Nous ne sommes pas mieux

Publié le 03-04-2022

de Rosanna Tabasso

Le nom, Fraternité de l'Espérance, rappelle en chacun de nous l'appartenance définitive à un projet commun : être signe d'espérance pour notre temps, témoigner de notre être chrétien, vivre fraternellement l'Evangile. Mais faire partie d'une fraternité n'est pas un statut qui s'acquiert une fois pour toutes. C'est un engagement, c'est un choix qui se renouvelle chaque jour car l'Evangile ne veut pas que nous soyons "placés". Au contraire, il nous "déplace" continuellement parce qu'il nous demande d'aimer toujours et avec toujours plus d'intensité car "A ceci tous connaîtront que vous êtes mes disciples : si vous avez de l'amour les uns pour les autres (Jn 13,35)" Le lien fraternel que Jésus a introduit dans la vie humaine, nous demandant de surmonter le lien de la chair, est nouveau : « Voici ma mère et mes frères ! Car quiconque fait la volonté de Dieu, il est pour moi frère, sœur et mère (Mc 3,34-35)". C'est la fraternité, et c'est l'œuvre que Dieu accomplit pour faire son Royaume de Dieu parmi nous et avec nous.

On pourrait paraphraser Fraternité d'Espérance en Espérance de Fraternité, car c'est l'espérance qui soutient le vivre ensemble.
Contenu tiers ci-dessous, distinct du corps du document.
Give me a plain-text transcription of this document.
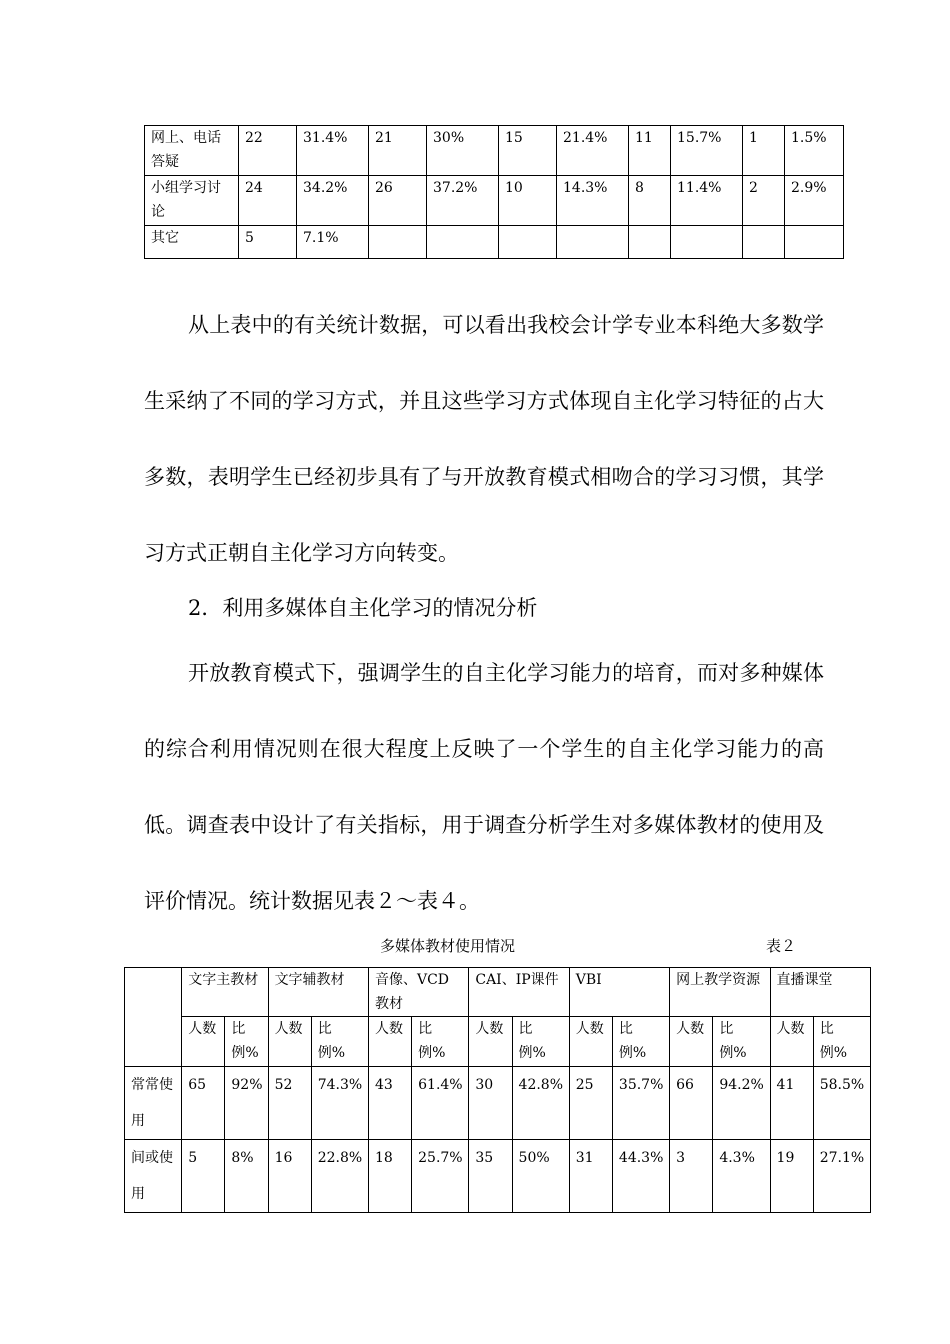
网上、电话答疑	22	31.4%	21	30%	15	21.4%	11	15.7%	1	1.5%
小组学习讨论	24	34.2%	26	37.2%	10	14.3%	8	11.4%	2	2.9%
其它	5	7.1%								

从上表中的有关统计数据，可以看出我校会计学专业本科绝大多数学生采纳了不同的学习方式，并且这些学习方式体现自主化学习特征的占大多数，表明学生已经初步具有了与开放教育模式相吻合的学习习惯，其学习方式正朝自主化学习方向转变。

2．利用多媒体自主化学习的情况分析

开放教育模式下，强调学生的自主化学习能力的培育，而对多种媒体的综合利用情况则在很大程度上反映了一个学生的自主化学习能力的高低。调查表中设计了有关指标，用于调查分析学生对多媒体教材的使用及评价情况。统计数据见表２～表４。

多媒体教材使用情况	表２
	文字主教材		文字辅教材		音像、VCD教材		CAI、IP课件		VBI		网上教学资源		直播课堂	
	人数	比例%	人数	比 例%	人数	比 例%	人数	比 例%	人数	比 例%	人数	比 例%	人数	比 例%
常常使用	65	92%	52	74.3%	43	61.4%	30	42.8%	25	35.7%	66	94.2%	41	58.5%
间或使用	5	8%	16	22.8%	18	25.7%	35	50%	31	44.3%	3	4.3%	19	27.1%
L'expérience nous dit que le projet est humainement impossible. Même avec toutes les bonnes intentions, ça ne va pas loin. Mais, derrière cet impossible, il y a Dieu qui travaille, il y a son Esprit qui travaille avec nous et l'espérance de réussir repose sur sa présence. Pourquoi est-il si difficile de vivre ensemble selon l'évangile ? Parce que l'Evangile nous pousse continuellement à briser la peau du vieil homme qui est en chacun de nous, il demande une conversion continue pour embrasser une nouvelle humanité basée exclusivement sur l'amour. C'est l'essence de la fraternité et le modèle de la nouvelle humanité est Jésus, le nouvel Adam. C'est lui qui nous enseigne la vie fraternelle au service du Royaume, choisissant à chaque instant de sa vie terrestre l'amour le plus grand même si inconfortable, vivant avec douceur, humilité, pardonnant soixante-dix fois sept.
Choisir de lier sa vie à celle d'autres frères et sœurs dans un lien de fraternité, selon la logique de Jésus et de l'Évangile, c'est la quête quotidienne pour apprendre à vivre ensemble, un jour après l'autre, pour la vie. Elle nous demande un engagement continu pour réunir des personnes aux histoires différentes qui, petit à petit, apprennent à cohabiter, à se connaître, à se limer, à se respecter, à tomber, à se relever et à s'entraider. l'autre, parce qu'ils vivent tous tour à tour des moments de noirceur, de fragilité, de fatigue. La vie de fraternité n'est pas exempte de déceptions car elle met sans cesse devant nos yeux ce que nous n'aimons pas voir, nos limites et celles des autres, notre incapacité et celle des autres à aimer sérieusement. Et puis vient la crise : « mais à quoi ça sert ? On n'y arrivera jamais, on abandonne tout parce qu'on n'est pas meilleurs que les autres".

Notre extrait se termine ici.